Study limitations included our inability to determine the intention behind an individual’s decision to deliver at a certain facility, and whether it was advised due to pre-identified risk factors or if it was the individual’s choice. The Vizient CDB provided a large sample size for our study, and overall SMM rates align with nationally reported data24. However, paid hospital membership to this database is required, and therefore our study sample may not adequately represent hospitals that do not choose (or cannot afford to choose) to participate in this service. The median rural hospital delivery occurred at a hospital with an annual delivery volume of 630 cases, which is substantially higher than many rural hospitals. Inadequate representation of smaller rural facilities may considerably bias the outcomes of our rural sample.
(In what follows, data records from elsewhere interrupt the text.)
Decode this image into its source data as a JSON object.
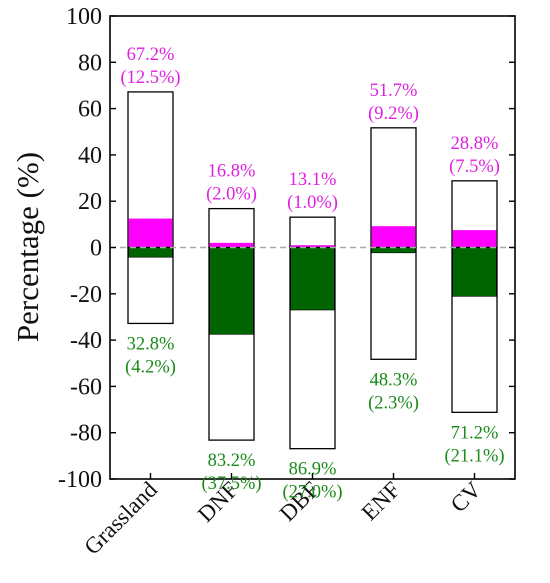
{
  "chart_data": {
    "type": "bar",
    "title": "",
    "xlabel": "",
    "ylabel": "Percentage (%)",
    "ylim": [
      -100,
      100
    ],
    "yticks": [
      100,
      80,
      60,
      40,
      20,
      0,
      -20,
      -40,
      -60,
      -80,
      -100
    ],
    "ytick_labels": [
      "100",
      "80",
      "60",
      "40",
      "20",
      "0",
      "-20",
      "-40",
      "-60",
      "-80",
      "-100"
    ],
    "grid": false,
    "zero_line": "dashed",
    "categories": [
      "Grassland",
      "DNF",
      "DBF",
      "ENF",
      "CV"
    ],
    "series": [
      {
        "role": "positive-total",
        "values": [
          67.2,
          16.8,
          13.1,
          51.7,
          28.8
        ],
        "color": "#ffffff",
        "edge": "#000000"
      },
      {
        "role": "positive-inner",
        "values": [
          12.5,
          2.0,
          1.0,
          9.2,
          7.5
        ],
        "color": "#ff00ff"
      },
      {
        "role": "negative-total",
        "values": [
          -32.8,
          -83.2,
          -86.9,
          -48.3,
          -71.2
        ],
        "color": "#ffffff",
        "edge": "#000000"
      },
      {
        "role": "negative-inner",
        "values": [
          -4.2,
          -37.5,
          -27.0,
          -2.3,
          -21.1
        ],
        "color": "#006400"
      }
    ],
    "annotations_positive": [
      {
        "line1": "67.2%",
        "line2": "(12.5%)"
      },
      {
        "line1": "16.8%",
        "line2": "(2.0%)"
      },
      {
        "line1": "13.1%",
        "line2": "(1.0%)"
      },
      {
        "line1": "51.7%",
        "line2": "(9.2%)"
      },
      {
        "line1": "28.8%",
        "line2": "(7.5%)"
      }
    ],
    "annotations_negative": [
      {
        "line1": "32.8%",
        "line2": "(4.2%)"
      },
      {
        "line1": "83.2%",
        "line2": "(37.5%)"
      },
      {
        "line1": "86.9%",
        "line2": "(27.0%)"
      },
      {
        "line1": "48.3%",
        "line2": "(2.3%)"
      },
      {
        "line1": "71.2%",
        "line2": "(21.1%)"
      }
    ],
    "colors": {
      "positive_text": "#e020e0",
      "negative_text": "#1a8a1a",
      "zero_line": "#aaaaaa"
    }
  }
}
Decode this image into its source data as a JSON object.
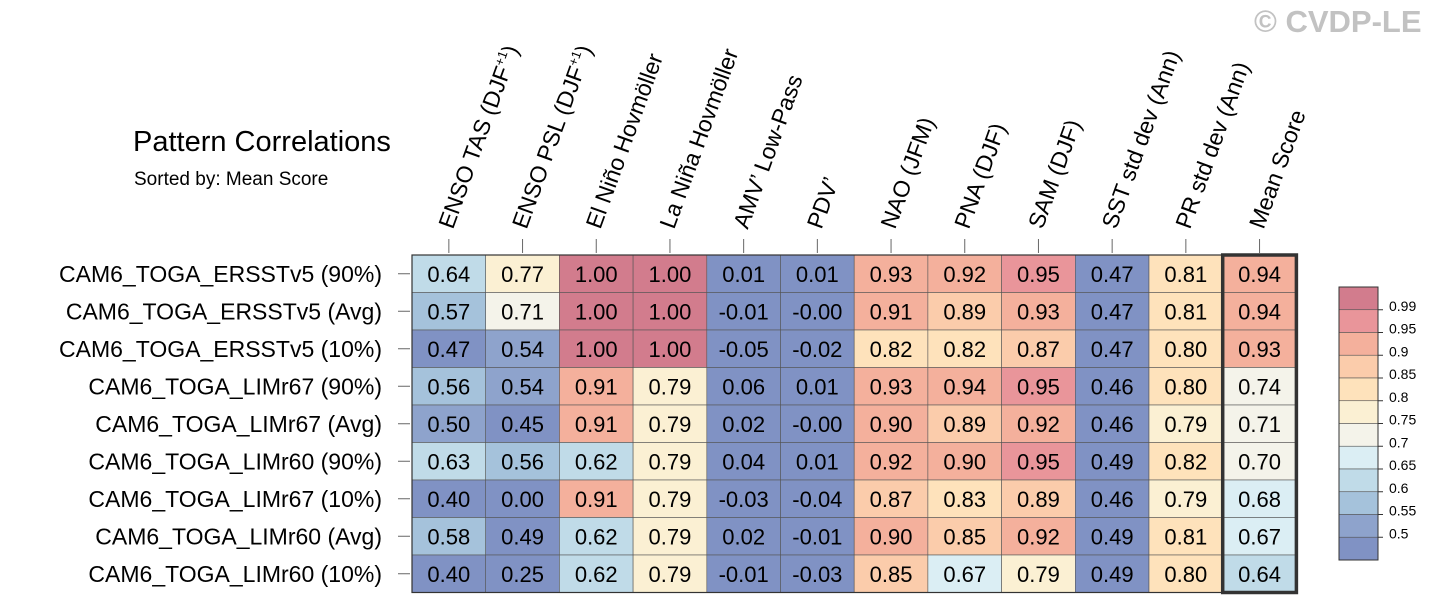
{
  "watermark": "© CVDP-LE",
  "chart_data": {
    "type": "heatmap",
    "title": "Pattern Correlations",
    "subtitle": "Sorted by: Mean Score",
    "columns": [
      {
        "label": "ENSO TAS (DJF",
        "sup": "+1",
        "suffix": ")"
      },
      {
        "label": "ENSO PSL (DJF",
        "sup": "+1",
        "suffix": ")"
      },
      {
        "label": "El Niño Hovmöller",
        "sup": "",
        "suffix": ""
      },
      {
        "label": "La Niña Hovmöller",
        "sup": "",
        "suffix": ""
      },
      {
        "label": "AMV’ Low-Pass",
        "sup": "",
        "suffix": ""
      },
      {
        "label": "PDV’",
        "sup": "",
        "suffix": ""
      },
      {
        "label": "NAO (JFM)",
        "sup": "",
        "suffix": ""
      },
      {
        "label": "PNA (DJF)",
        "sup": "",
        "suffix": ""
      },
      {
        "label": "SAM (DJF)",
        "sup": "",
        "suffix": ""
      },
      {
        "label": "SST std dev (Ann)",
        "sup": "",
        "suffix": ""
      },
      {
        "label": "PR std dev (Ann)",
        "sup": "",
        "suffix": ""
      },
      {
        "label": "Mean Score",
        "sup": "",
        "suffix": ""
      }
    ],
    "rows": [
      {
        "label": "CAM6_TOGA_ERSSTv5 (90%)",
        "values": [
          "0.64",
          "0.77",
          "1.00",
          "1.00",
          "0.01",
          "0.01",
          "0.93",
          "0.92",
          "0.95",
          "0.47",
          "0.81",
          "0.94"
        ]
      },
      {
        "label": "CAM6_TOGA_ERSSTv5 (Avg)",
        "values": [
          "0.57",
          "0.71",
          "1.00",
          "1.00",
          "-0.01",
          "-0.00",
          "0.91",
          "0.89",
          "0.93",
          "0.47",
          "0.81",
          "0.94"
        ]
      },
      {
        "label": "CAM6_TOGA_ERSSTv5 (10%)",
        "values": [
          "0.47",
          "0.54",
          "1.00",
          "1.00",
          "-0.05",
          "-0.02",
          "0.82",
          "0.82",
          "0.87",
          "0.47",
          "0.80",
          "0.93"
        ]
      },
      {
        "label": "CAM6_TOGA_LIMr67 (90%)",
        "values": [
          "0.56",
          "0.54",
          "0.91",
          "0.79",
          "0.06",
          "0.01",
          "0.93",
          "0.94",
          "0.95",
          "0.46",
          "0.80",
          "0.74"
        ]
      },
      {
        "label": "CAM6_TOGA_LIMr67 (Avg)",
        "values": [
          "0.50",
          "0.45",
          "0.91",
          "0.79",
          "0.02",
          "-0.00",
          "0.90",
          "0.89",
          "0.92",
          "0.46",
          "0.79",
          "0.71"
        ]
      },
      {
        "label": "CAM6_TOGA_LIMr60 (90%)",
        "values": [
          "0.63",
          "0.56",
          "0.62",
          "0.79",
          "0.04",
          "0.01",
          "0.92",
          "0.90",
          "0.95",
          "0.49",
          "0.82",
          "0.70"
        ]
      },
      {
        "label": "CAM6_TOGA_LIMr67 (10%)",
        "values": [
          "0.40",
          "0.00",
          "0.91",
          "0.79",
          "-0.03",
          "-0.04",
          "0.87",
          "0.83",
          "0.89",
          "0.46",
          "0.79",
          "0.68"
        ]
      },
      {
        "label": "CAM6_TOGA_LIMr60 (Avg)",
        "values": [
          "0.58",
          "0.49",
          "0.62",
          "0.79",
          "0.02",
          "-0.01",
          "0.90",
          "0.85",
          "0.92",
          "0.49",
          "0.81",
          "0.67"
        ]
      },
      {
        "label": "CAM6_TOGA_LIMr60 (10%)",
        "values": [
          "0.40",
          "0.25",
          "0.62",
          "0.79",
          "-0.01",
          "-0.03",
          "0.85",
          "0.67",
          "0.79",
          "0.49",
          "0.80",
          "0.64"
        ]
      }
    ],
    "colorbar": {
      "boundaries": [
        0.99,
        0.95,
        0.9,
        0.85,
        0.8,
        0.75,
        0.7,
        0.65,
        0.6,
        0.55,
        0.5
      ],
      "labels": [
        "0.99",
        "0.95",
        "0.9",
        "0.85",
        "0.8",
        "0.75",
        "0.7",
        "0.65",
        "0.6",
        "0.55",
        "0.5"
      ],
      "colors": [
        "#d27c8d",
        "#e9959a",
        "#f4b09c",
        "#fbccab",
        "#fee2bb",
        "#fbf0d3",
        "#f4f3ea",
        "#dbeef4",
        "#c0dbe8",
        "#a5c2db",
        "#8ea3cc",
        "#8092c4"
      ]
    },
    "highlight_column": "Mean Score"
  }
}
Although there may be differences in mortality rates between rural and urban settings, our sample size was not large enough to conclusively analyze mortality as a separate endpoint. We did not explicitly analyze trends in study outcomes, and thus we cannot comment on how the outcomes may have changed over time, with special consideration for any changes in SMM during the COVID-19 pandemic. The structure of this database also limited our ability to reliably control for parity in SMM outcomes, and our analysis of the matched sample did not include all potential risk factors for SMM.
Conclusion
Our findings have significant implications in how we choose to provide maternity care in rural regions, but the landscape of rural health care is nuanced and unlikely to be captured in a single dataset. Our study and previous literature demonstrate that rural patients have better maternal outcomes when they receive care locally. Making that possible will require significant efforts to navigate the complexities of rural medicine and to create innovative and sustainable solutions to maintain access to care for individuals living in these communities.
Funding
No funding was received for this research.
Conflicts of interest
The authors declare no conflicts of interest.